Hablando de la enfermedad somos remitidos inmediatamente a interesarnos en la muerte. Esto no nos debe sorprender: si la razón de ser del médico es intentar devolver al enfermo la salud en esta vida, el creyente, el filósofo, e incluso el enfermo no pueden escapar a la cuestión de la salvación en esta vida y más allá de ella.  La etimología común de los dos términos  “salud» y «salvación», atestigua que ambas tienen en común la preocupación del hombre por escapar de los peligros que lo amenazan y que esta preocupación no se limita al horizonte de la felicidad terrestre.

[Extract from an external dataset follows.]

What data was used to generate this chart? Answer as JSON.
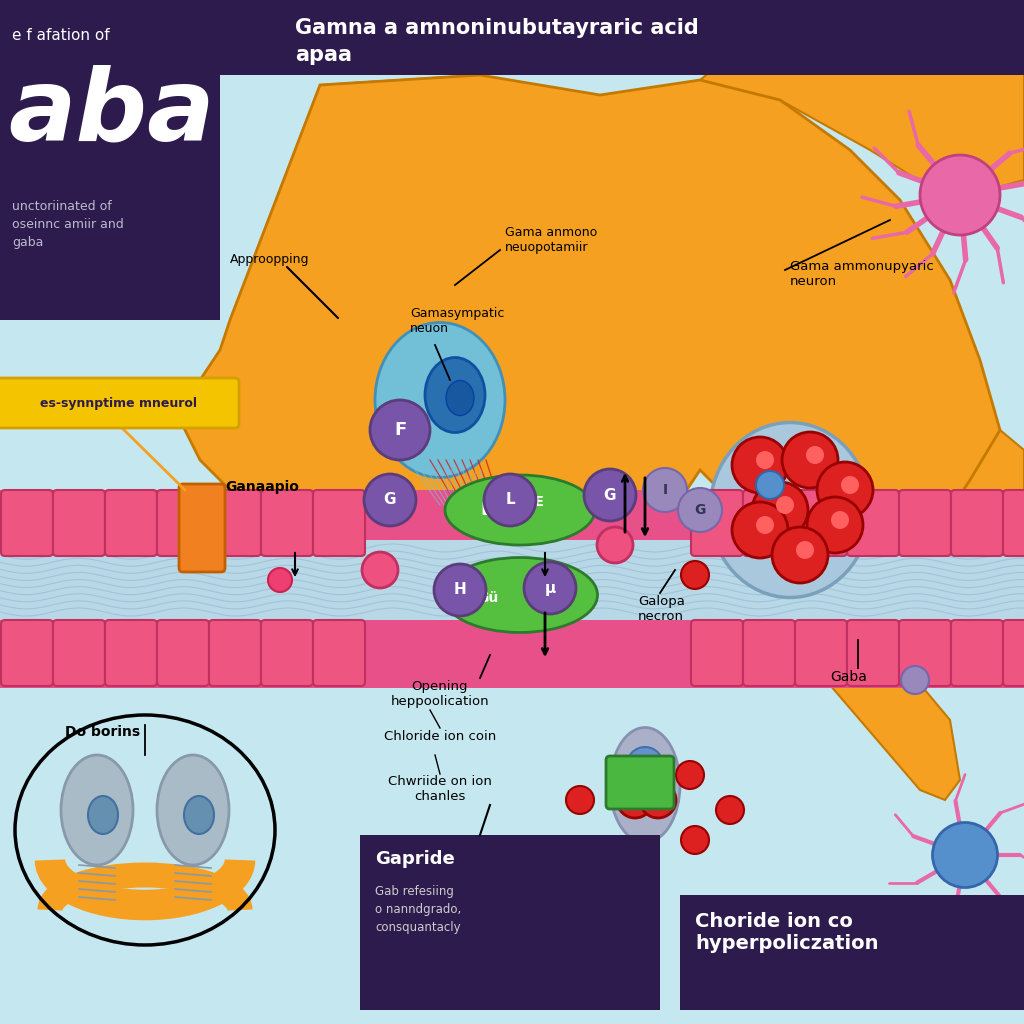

Pensemos en la mujer que habiendo recorrido numerosos médicos y cuya salud no ha hecho más que empeorar y que se acerca a Jesús para tocar su manto (Mc 5,25-28). Si ella esperaba de los médicos la curación, esta vez no es solamente esto lo que ella espera. El pensamiento que la ocupa ahora es  -» si yo toco sus vestiduras seré «salvada« (Mc 5,28) – muestra que la salvación se ha tornado para ella más vital que la salud. Esto permitirá a Jesús,  dándole una, darle también la otra: «Hija mía, tu fe te ha salvado; vete en paz y quedas curada de la enfermedad que te hace sufrir» (5,34).

Poner la salvación sobre la salud, y considerar al pecado más peligroso para la humanidad que la enfermedad puede parecer extraño en el mundo de hoy en el que la salud representa para tantos de nuestros contemporáneos un valor absoluto. La ideología de la salud a cualquier precio ha hecho progresos apabullantes hasta traducirse en reglamentaciones cada vez más minuciosas y en procesos cada vez más frecuentes contra los médicos que han tenido la desgracia de equivocarse en su diagnóstico, en su prescripción o en una operación practicada sobre el paciente. Si Philippe Murray hubiera vivido más tiempo tal vez hubiera hecho continuar su  “homo festivus»  por el «homo prophylacticus» que hubiera representado el último punto de la evolución. Ya escribía Nietzsche pensando en su  «último hombre»: «La gente tendrá su pequeño placer para el día y su pequeño placer para la noche pero honrará  la salud» [3].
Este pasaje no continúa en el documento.